If we execute FindSet(12), we will immediately get vertex 12.
If we execute FindSet(9) we will get vertex 6 after 1 step and no other change.
Now try executing . If this is your first call on this default UFDS example, it will return vertex 3 after 2 steps and then modify the underlying UFDS structure due to path-compression in action (that is, vertex 0 points to vertex 3 directly). Notice that rank value of rank[1] = 1 is now wrong as vertex 1 becomes a new leaf. However, we will not bother to update its value.
Notice that the next time you execute again, it will be (much) faster as the path has been compressed. For now, we assume that FindSet(i) runs in O(1).
UnionSet(i, j): If item i and j come from two disjoint sets initially, we link the representative item of the shorter tree/disjoint set to the representative item of the taller tree/disjoint set (otherwise, we do nothing). This is also done in O(1).
This is union-by-rank heuristic in action and will cause the resulting tree to be relatively short. Only if the two trees are equally tall before union (by comparing their rank values heuristically — note that we are not comparing their actual — the current — heights), then the rank of the resulting tree will increase by one unit.
On the same default example, try . As the tree that represents disjoint set {6, 9} is currently taller (according to the value of rank[6] = 1), then the shorter tree that represents disjoint set {12} will be slotted under vertex 6, without increasing the height of the combined tree at all.

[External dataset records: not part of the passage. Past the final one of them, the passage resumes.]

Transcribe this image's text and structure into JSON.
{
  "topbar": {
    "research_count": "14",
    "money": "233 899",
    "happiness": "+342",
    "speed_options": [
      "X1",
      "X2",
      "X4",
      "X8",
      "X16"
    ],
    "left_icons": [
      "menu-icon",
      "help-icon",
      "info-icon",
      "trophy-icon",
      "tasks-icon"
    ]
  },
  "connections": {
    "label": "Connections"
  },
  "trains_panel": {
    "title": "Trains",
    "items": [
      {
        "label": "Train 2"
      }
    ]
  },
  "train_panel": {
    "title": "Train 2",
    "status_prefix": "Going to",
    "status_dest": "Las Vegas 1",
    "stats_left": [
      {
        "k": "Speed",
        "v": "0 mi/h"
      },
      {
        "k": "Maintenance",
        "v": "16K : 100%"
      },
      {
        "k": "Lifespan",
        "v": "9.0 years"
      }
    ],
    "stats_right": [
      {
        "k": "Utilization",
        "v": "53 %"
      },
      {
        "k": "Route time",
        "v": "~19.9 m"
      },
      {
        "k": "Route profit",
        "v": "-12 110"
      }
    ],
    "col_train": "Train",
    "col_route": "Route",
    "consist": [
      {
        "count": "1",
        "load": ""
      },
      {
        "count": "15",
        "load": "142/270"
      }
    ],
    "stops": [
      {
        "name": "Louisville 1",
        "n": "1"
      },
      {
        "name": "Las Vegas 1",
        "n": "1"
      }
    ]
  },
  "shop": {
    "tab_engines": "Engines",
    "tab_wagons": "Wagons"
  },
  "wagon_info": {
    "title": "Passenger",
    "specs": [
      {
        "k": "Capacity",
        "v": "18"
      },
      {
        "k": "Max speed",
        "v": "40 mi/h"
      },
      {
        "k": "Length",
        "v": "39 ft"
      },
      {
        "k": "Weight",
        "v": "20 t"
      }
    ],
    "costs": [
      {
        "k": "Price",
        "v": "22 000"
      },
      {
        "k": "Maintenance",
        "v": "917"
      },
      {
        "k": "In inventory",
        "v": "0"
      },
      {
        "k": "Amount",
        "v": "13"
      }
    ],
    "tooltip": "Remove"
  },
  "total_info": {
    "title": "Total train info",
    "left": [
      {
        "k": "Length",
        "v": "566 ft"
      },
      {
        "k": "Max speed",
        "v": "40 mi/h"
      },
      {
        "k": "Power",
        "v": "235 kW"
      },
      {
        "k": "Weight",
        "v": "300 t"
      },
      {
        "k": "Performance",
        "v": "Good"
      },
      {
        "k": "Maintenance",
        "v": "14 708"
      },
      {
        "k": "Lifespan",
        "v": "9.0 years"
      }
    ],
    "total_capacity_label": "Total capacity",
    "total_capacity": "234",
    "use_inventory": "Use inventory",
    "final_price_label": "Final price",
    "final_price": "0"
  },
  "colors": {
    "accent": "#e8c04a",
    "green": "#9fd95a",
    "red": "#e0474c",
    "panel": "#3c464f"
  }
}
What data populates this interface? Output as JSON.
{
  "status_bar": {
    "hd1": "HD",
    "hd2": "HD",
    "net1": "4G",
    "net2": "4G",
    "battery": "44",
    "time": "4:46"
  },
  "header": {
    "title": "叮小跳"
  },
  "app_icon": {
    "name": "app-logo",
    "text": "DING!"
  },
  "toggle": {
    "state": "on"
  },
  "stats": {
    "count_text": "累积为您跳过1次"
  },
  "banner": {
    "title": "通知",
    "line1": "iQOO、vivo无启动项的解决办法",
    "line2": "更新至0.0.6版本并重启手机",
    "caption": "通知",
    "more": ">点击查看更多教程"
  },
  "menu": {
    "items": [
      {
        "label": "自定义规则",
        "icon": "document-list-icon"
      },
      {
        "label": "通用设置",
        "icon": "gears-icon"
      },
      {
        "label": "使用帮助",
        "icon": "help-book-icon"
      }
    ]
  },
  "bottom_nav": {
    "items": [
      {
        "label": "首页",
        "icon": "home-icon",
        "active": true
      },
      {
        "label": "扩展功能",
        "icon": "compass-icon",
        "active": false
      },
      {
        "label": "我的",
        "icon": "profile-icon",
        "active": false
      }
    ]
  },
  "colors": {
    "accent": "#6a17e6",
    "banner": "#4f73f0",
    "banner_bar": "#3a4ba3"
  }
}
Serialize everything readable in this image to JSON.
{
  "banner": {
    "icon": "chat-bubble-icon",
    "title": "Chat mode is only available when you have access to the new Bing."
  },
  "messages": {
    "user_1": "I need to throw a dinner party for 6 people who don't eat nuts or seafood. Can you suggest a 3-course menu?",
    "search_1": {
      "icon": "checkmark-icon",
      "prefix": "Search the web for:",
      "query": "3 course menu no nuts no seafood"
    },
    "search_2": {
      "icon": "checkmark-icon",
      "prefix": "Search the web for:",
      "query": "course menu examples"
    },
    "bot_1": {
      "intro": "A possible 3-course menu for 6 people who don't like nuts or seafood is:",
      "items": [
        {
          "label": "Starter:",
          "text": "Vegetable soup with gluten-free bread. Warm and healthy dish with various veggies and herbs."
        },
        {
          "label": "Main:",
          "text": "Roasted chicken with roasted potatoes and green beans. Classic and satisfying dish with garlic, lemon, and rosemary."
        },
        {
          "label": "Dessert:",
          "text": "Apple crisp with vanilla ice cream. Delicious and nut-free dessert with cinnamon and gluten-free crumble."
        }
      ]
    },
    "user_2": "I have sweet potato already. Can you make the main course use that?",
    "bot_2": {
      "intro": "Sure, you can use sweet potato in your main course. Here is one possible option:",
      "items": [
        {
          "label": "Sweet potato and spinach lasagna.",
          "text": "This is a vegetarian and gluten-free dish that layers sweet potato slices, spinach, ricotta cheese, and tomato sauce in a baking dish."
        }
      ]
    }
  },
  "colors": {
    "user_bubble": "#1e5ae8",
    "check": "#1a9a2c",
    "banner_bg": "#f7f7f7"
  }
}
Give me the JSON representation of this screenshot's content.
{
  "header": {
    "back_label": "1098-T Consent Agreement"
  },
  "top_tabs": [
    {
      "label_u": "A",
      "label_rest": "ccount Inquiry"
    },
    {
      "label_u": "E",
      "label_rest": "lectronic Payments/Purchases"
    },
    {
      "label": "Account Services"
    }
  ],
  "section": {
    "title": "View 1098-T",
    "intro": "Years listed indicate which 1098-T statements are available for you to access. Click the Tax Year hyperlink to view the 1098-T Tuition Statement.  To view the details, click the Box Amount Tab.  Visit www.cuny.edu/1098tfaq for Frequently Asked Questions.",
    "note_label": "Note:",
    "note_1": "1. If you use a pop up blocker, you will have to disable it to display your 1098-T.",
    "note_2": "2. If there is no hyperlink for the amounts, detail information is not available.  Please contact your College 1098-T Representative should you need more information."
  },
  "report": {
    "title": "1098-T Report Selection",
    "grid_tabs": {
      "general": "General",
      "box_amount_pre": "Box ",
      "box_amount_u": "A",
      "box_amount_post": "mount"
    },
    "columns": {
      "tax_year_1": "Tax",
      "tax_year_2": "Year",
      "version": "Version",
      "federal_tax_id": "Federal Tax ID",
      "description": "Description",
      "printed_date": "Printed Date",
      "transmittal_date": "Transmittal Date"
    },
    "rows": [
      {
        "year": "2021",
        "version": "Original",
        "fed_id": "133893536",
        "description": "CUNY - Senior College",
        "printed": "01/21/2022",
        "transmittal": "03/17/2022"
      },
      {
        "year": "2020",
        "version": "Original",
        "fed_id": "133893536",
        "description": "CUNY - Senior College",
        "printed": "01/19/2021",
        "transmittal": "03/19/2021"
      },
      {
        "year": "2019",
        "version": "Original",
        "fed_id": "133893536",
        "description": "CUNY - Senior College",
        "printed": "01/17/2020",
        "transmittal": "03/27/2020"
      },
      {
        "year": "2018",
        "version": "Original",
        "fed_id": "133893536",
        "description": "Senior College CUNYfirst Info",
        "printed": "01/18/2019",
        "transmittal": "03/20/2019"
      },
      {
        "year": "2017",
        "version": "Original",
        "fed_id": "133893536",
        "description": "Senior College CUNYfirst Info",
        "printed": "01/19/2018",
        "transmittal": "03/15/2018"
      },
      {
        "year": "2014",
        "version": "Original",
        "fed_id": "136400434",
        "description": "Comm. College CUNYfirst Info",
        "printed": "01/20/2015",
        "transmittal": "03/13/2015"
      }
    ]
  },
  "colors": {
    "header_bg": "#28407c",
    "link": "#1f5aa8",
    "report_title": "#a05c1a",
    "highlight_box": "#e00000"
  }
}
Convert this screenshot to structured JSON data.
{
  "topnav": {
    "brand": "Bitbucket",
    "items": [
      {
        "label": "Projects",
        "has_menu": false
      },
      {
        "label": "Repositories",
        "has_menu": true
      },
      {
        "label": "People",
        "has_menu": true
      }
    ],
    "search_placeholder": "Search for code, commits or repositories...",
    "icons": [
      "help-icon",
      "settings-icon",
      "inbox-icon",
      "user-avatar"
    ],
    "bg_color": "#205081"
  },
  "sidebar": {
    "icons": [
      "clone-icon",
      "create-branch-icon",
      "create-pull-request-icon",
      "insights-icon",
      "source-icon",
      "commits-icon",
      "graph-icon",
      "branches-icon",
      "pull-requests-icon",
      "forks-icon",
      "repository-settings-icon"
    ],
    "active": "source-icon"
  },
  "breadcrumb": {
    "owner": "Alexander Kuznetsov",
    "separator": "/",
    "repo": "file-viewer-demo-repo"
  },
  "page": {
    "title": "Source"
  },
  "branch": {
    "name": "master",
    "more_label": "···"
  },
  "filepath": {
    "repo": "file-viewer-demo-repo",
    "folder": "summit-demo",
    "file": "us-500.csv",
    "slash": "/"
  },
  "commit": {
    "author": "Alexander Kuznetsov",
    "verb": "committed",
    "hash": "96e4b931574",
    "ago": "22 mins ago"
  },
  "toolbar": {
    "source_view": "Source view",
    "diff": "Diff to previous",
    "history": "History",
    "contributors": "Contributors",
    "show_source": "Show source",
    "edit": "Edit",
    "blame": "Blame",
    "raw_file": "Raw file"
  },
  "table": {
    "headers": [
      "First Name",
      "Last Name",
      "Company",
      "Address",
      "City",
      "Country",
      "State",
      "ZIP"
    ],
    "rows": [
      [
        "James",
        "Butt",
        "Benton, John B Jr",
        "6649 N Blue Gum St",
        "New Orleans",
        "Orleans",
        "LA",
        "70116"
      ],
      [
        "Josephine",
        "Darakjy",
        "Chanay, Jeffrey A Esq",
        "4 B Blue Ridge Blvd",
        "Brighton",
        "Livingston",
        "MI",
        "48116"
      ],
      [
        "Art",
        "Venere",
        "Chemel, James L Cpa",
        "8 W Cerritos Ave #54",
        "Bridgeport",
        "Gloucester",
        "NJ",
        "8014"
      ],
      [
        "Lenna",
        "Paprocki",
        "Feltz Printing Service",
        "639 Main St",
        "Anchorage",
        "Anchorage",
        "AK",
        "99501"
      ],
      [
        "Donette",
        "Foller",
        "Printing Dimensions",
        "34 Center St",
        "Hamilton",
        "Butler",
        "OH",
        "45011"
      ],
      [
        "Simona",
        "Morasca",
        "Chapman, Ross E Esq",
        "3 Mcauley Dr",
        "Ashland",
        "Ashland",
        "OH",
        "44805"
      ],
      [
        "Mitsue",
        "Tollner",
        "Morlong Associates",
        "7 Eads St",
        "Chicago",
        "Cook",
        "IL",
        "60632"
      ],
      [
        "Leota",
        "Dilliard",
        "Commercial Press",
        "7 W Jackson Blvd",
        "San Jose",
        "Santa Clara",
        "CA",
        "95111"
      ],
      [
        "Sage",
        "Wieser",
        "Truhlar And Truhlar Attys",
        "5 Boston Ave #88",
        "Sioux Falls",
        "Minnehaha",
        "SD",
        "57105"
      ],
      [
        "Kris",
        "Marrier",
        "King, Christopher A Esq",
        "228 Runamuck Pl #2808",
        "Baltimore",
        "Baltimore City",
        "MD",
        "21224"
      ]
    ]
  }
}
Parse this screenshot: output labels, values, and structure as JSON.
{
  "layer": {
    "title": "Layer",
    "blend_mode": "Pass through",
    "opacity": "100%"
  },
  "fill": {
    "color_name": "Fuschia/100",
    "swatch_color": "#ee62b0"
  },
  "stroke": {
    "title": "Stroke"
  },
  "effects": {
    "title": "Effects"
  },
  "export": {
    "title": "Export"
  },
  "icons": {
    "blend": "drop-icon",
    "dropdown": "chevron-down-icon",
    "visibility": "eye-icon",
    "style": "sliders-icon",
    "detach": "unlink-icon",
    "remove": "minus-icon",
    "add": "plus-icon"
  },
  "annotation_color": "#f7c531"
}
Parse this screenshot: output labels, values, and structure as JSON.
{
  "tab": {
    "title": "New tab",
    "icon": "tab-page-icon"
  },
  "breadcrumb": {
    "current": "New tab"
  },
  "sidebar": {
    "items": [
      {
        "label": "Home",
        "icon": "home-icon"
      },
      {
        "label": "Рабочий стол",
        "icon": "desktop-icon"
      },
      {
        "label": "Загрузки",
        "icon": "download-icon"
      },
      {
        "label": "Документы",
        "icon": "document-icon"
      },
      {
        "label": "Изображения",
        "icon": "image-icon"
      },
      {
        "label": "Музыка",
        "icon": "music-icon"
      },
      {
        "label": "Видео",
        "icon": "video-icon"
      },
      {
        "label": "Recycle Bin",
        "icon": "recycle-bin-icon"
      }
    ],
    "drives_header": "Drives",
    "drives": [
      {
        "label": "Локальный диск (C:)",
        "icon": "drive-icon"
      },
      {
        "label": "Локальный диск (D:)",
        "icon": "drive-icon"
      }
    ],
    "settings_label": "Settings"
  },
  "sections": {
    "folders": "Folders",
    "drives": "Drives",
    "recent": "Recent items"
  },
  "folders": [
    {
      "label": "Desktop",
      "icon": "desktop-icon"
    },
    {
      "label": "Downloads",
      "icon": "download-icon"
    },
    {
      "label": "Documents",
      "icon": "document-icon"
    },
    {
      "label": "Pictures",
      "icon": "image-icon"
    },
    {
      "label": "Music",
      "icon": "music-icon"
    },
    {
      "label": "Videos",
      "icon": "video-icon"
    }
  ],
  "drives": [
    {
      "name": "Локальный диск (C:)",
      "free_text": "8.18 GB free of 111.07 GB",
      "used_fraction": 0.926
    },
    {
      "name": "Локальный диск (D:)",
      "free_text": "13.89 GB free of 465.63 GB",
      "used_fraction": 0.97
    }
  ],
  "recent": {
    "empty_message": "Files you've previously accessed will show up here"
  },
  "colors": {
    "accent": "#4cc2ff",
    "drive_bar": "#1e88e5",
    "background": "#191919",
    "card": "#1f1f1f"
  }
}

On the same default example, try . Notice that the ranks of vertex 3 and vertex 5 are the same rank[3] = rank[5] = 2. Thus, we can either put vertex 3 under vertex 5 (our implementation) or vertex 5 under vertex 3 (both will increase the resulting height of the combined tree by 1). Notice the indirect path-compression heuristic in action.
Quiz: Starting with N=8 disjoint sets, how tall (heuristically) can the resulting final tree if we call 7 UnionSet(i, j) operations strategically?
Quiz: Starting with N=8 disjoint sets, how short (heuristically) can the resulting final tree if we call 7 UnionSet(i, j) operations strategically?
讨论:为什么?
So far, we say that FindSet(i), IsSameSet(i, j), and UnionSet(i, j) runs in O(1). Actually they run in O(α(N)) if the UFDS is implemented with both path-compression and union-by-rank heuristics. The analysis is quite involved and is skipped in this visualization.
This α(N) is called the inverse Ackermann function that grows extremely slowly. For practical usage of this UFDS data structure (assuming N ≤ 1M), we have α(1M) ≈ 1.